2)Predictive prophecy is best to be interpreted in retrospect after events that have been prophesied have happened.  In other words, we need to be very careful about looking forward to what we believe prophecies predict with assurance of our interpretation. On the other hand, when an event happens we can then know that this is what God was speaking of as He revealed His plan through the mouth of the prophets.  If you read the Gospel of Matthew you will see that this is exactly how he uses prophecy.  As Matthew shows us the life of Jesus, at least 40 different times he uses the language of fulfillment, saying things like, “This (event or idea from Jesus life) happened to fulfill what the prophet said,” and then Matthew will quote an Old Testament text.  For example, Matthew says this very thing in Matthew 1:22-23 as he quotes Isaiah 7 about Jesus’ mother being a virgin.  It is as if he was saying, “You know that passage we have always read and couldn’t quite figure out, that text that told us Messiah’s mom would be a virgin.  Remember how we joked about how that was impossible, and if anyone ever came home and told their mom that she was pregnant without a dude, no one would believer her, not even her mom.  Well, let me tell you, it happened just like this with Jesus.”  You see, when people read Isaiah 7:14 before the coming of Jesus it was unclear.

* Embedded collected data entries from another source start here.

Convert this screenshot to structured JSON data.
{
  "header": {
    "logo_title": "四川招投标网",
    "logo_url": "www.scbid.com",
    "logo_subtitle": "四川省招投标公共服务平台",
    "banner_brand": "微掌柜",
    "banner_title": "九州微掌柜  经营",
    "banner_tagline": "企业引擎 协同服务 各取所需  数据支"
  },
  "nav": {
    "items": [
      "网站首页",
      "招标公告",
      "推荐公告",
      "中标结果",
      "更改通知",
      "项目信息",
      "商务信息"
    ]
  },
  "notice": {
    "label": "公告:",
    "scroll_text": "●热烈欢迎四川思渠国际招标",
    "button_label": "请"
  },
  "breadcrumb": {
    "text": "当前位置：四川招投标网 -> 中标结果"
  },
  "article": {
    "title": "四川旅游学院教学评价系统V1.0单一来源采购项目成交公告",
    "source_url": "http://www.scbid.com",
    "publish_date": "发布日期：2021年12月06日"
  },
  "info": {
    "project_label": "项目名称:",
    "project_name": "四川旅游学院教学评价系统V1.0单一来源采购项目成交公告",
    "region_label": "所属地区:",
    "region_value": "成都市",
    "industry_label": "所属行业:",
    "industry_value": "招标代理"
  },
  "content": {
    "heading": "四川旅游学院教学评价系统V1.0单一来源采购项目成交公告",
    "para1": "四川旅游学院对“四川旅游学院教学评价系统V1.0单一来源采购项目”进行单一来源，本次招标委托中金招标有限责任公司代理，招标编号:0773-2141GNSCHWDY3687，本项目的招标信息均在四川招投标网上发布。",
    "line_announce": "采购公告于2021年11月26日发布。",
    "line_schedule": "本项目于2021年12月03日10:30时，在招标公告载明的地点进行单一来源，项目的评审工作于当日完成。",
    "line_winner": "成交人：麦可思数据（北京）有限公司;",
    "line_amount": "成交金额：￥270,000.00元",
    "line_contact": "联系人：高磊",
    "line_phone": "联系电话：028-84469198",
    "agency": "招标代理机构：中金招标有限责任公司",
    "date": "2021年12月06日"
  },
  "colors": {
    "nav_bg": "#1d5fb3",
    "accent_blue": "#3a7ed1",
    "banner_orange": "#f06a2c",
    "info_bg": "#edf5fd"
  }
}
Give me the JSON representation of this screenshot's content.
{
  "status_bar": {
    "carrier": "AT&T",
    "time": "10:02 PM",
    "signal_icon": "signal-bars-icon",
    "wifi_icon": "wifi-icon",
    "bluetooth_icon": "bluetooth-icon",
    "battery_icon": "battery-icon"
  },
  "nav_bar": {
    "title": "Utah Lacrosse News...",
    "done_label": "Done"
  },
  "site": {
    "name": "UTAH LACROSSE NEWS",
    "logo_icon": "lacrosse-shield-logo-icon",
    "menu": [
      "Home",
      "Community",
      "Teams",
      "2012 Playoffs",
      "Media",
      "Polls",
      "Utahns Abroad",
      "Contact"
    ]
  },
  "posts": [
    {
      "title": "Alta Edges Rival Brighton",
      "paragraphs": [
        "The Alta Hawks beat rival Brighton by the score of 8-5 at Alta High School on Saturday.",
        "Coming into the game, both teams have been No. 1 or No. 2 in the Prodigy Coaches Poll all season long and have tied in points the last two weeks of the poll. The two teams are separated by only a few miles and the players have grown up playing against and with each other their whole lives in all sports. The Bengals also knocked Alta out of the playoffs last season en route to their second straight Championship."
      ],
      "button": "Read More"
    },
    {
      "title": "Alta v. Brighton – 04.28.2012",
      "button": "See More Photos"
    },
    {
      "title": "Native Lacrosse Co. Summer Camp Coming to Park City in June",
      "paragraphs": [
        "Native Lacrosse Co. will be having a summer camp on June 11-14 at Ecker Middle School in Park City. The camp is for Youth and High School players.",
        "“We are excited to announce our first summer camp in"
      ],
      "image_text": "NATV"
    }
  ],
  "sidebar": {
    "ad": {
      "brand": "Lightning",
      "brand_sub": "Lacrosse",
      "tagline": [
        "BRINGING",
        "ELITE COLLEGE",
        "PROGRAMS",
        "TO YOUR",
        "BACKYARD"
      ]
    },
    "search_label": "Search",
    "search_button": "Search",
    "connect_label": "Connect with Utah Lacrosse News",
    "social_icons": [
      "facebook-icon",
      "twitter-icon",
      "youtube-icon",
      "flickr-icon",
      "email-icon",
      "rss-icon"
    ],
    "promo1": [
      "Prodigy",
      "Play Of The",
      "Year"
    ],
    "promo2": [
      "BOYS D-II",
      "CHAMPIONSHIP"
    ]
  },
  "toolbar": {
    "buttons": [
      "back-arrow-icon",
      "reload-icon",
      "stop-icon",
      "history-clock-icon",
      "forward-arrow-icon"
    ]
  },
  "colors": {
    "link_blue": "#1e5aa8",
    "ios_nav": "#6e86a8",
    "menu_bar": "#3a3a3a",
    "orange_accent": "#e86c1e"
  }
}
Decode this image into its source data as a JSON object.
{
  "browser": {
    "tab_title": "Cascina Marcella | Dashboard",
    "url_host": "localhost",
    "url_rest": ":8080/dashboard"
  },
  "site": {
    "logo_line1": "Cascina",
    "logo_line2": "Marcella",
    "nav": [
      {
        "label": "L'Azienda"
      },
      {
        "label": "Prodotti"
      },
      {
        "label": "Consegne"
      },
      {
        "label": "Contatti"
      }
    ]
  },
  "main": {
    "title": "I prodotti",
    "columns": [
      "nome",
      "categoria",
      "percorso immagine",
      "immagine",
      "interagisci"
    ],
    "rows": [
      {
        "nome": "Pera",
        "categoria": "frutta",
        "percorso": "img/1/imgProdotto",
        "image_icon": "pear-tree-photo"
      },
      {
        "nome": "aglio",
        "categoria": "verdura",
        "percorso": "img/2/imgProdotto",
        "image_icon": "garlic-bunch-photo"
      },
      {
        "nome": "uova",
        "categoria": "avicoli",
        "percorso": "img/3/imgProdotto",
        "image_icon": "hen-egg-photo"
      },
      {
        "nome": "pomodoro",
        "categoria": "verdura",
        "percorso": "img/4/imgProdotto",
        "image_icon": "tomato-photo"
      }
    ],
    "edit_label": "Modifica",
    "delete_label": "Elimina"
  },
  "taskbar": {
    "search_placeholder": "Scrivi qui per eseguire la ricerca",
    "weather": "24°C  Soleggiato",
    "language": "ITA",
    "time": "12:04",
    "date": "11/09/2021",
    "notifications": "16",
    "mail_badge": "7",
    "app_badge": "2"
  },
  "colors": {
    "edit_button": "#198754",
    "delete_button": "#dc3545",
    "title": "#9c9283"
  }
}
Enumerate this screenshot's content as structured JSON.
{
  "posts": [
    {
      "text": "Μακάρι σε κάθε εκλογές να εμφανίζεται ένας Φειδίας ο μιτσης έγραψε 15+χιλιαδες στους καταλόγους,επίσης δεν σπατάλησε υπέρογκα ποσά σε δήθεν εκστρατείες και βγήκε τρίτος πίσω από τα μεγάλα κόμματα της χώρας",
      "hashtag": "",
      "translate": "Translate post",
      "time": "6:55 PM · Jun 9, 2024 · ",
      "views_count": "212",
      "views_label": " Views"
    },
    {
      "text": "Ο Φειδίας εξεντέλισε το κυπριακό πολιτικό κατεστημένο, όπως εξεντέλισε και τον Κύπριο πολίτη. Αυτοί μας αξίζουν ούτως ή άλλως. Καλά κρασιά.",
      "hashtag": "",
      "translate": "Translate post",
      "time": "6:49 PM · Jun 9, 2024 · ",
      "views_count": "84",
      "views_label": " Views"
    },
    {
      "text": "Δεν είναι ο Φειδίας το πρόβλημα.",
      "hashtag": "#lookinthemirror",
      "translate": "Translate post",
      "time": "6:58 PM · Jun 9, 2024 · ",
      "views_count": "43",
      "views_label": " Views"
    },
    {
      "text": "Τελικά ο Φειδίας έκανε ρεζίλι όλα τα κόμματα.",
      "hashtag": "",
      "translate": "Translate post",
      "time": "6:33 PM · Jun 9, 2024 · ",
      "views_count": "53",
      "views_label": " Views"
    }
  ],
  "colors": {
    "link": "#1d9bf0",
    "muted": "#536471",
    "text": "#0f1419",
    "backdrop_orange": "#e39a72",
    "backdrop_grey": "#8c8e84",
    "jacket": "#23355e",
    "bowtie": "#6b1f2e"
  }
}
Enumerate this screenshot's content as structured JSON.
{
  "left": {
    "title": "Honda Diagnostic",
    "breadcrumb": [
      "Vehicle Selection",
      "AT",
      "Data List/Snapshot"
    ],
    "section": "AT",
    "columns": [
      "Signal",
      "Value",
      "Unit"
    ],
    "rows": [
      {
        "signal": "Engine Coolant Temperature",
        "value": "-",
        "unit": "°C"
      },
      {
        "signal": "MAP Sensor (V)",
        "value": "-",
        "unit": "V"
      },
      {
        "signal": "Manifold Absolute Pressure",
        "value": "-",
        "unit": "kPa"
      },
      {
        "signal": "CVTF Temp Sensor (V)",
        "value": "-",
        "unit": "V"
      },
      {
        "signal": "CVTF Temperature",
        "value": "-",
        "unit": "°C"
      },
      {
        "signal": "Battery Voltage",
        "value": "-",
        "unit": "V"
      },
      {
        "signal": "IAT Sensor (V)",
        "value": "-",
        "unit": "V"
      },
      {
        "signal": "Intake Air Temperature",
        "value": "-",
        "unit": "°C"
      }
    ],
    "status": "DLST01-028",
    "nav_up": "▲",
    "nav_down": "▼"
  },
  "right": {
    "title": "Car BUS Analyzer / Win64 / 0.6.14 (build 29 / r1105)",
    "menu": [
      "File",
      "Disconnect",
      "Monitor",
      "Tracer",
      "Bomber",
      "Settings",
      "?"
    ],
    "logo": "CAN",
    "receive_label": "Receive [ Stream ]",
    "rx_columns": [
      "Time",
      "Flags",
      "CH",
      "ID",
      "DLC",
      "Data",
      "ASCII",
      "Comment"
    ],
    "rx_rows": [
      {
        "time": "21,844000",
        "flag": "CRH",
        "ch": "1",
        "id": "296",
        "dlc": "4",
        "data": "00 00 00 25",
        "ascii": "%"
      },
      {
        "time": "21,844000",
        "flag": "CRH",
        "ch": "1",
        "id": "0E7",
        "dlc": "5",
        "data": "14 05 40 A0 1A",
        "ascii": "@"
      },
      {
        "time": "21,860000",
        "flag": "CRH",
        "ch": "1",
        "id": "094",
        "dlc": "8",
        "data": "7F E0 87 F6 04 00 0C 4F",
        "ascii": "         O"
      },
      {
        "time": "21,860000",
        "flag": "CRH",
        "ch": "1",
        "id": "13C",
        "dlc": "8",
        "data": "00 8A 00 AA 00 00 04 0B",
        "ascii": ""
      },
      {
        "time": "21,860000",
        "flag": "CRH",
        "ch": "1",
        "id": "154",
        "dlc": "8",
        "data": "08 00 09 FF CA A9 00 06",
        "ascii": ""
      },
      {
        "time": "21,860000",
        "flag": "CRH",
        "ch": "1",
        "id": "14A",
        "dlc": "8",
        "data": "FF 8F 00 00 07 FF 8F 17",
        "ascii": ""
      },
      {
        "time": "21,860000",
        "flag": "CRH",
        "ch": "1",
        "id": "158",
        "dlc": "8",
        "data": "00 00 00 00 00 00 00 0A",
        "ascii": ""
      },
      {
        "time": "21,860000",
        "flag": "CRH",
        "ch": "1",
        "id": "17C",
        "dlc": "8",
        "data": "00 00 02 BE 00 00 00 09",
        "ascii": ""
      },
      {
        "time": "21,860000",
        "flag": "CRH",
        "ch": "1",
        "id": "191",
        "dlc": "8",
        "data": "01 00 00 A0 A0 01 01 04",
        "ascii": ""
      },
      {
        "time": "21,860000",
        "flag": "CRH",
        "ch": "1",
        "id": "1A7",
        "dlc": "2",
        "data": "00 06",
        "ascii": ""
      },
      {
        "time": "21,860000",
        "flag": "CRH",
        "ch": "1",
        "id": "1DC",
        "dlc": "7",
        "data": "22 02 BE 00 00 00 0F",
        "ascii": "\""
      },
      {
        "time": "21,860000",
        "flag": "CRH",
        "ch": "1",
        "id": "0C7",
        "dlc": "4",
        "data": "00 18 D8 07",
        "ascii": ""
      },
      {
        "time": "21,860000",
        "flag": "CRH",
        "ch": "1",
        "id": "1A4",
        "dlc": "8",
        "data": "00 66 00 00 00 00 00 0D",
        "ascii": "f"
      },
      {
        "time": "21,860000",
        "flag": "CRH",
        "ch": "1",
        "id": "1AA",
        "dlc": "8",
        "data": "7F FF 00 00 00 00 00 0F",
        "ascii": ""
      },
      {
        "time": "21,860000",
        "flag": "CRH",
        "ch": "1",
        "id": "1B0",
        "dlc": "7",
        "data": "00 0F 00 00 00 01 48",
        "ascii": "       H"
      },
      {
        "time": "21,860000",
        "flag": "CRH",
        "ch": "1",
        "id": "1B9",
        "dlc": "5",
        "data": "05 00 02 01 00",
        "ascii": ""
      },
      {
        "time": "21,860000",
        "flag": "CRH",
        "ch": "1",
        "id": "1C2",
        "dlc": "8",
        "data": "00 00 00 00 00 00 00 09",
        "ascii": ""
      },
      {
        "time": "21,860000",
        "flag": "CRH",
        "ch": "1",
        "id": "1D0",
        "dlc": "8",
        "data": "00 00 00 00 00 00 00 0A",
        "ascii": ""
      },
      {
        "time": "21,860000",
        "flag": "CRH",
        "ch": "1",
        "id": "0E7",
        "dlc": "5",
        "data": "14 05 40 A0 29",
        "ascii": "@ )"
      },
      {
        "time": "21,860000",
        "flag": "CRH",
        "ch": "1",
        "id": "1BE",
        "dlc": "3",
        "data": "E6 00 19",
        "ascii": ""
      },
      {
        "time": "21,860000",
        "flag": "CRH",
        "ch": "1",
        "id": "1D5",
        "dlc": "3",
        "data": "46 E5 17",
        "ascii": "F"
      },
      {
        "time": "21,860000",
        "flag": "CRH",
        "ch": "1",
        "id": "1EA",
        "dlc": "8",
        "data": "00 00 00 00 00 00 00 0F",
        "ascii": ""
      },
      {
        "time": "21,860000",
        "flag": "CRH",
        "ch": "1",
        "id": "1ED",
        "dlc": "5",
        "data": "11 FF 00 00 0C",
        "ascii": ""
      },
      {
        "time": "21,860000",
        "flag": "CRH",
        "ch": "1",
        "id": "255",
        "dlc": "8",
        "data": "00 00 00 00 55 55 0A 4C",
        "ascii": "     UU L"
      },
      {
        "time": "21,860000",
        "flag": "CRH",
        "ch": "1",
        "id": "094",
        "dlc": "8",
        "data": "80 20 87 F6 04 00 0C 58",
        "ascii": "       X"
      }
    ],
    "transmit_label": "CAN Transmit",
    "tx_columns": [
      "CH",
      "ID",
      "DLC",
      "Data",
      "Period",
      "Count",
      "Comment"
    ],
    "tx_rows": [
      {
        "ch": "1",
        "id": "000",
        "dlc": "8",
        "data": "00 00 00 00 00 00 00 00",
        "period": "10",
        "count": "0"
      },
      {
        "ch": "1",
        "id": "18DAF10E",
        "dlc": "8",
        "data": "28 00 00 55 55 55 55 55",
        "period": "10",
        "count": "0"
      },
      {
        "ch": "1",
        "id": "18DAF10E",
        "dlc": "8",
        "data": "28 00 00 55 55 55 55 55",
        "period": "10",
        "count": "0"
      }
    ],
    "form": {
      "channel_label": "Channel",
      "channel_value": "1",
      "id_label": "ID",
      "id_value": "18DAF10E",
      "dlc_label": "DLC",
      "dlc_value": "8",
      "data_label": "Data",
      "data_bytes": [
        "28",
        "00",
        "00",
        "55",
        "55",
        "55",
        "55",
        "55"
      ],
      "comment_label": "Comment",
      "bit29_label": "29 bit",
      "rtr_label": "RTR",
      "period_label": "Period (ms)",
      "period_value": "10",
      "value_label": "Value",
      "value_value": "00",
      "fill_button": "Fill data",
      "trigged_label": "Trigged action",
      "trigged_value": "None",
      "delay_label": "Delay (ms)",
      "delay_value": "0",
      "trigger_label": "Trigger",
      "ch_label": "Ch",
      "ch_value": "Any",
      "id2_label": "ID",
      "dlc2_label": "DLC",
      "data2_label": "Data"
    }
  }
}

But Matthew is looking backward on prophecies, and since Jesus had actually come he could now see all of them and how they were lined up to prove that Jesus was actually the person that the Old Testament was predicting.  It took Jesus coming, though, for all of it to fall into place so it could be understood clearly.  I think the prophecies that are still unfulfilled must be understood in the same way.  We will not know the exact meaning of all of them, but when the events happen we will know and there will be no doubt that an event is the fulfillment of something God said through a prophet at least 2000 years ago.

3)Predictive prophecies, when taken together paint a picture of a reality that brings ultimate hope, even though we don’t fully understand.  A couple weeks ago I compared prophecies of this sort to the conversations with our girls about Disney World in the months leading up to our trip last year.  As four year old twins, they had never been to Disney or anything like it.  Yes, they had seen pictures of the castle and played with princess dolls.  But there was nothing in their experience that could really relate to Disney World.  And second, their language barriers at age 4 limited how we could share.  So we did the best we could do to paint mental pictures and build excitement.  And it worked tremendously, as they grew more and more excited during the months leading up to our trip.  But their excitement was still about a reality they couldn’t understand, and wouldn’t understand until we were hanging with Mickey & Minnie and they were doing the Disney Princess lunch experience in person.  I think predictive prophecy in the Bible is the way an infinite God has chosen to explain a reality to His people that they cannot understand and have no experience that can connect.  For months leading up to the trip, and during the whole car ride down they kept asking questions, wondering about their experience in Disney.  But once there, well, you know.  These prophecies tell us a story that ends with God’s glorious presence in a New Heaven and New Earth, creation fully restored, where righteousness dwells.  We can’t relate it to an experience and we can’t really understand the language, but God still communicates to us so that we can gather a bit of a mental picture and begin to have excitement, hope, for a place where our brokenness is mended, our sin is finally removed fully, our desires are completely fulfilled, and our joy is full.  A place in the presence of Christ, and finding all of our wonder in Him.  Until that day, we have little glimpses and the joy of His presence.  But it won’t all make sense until that Day!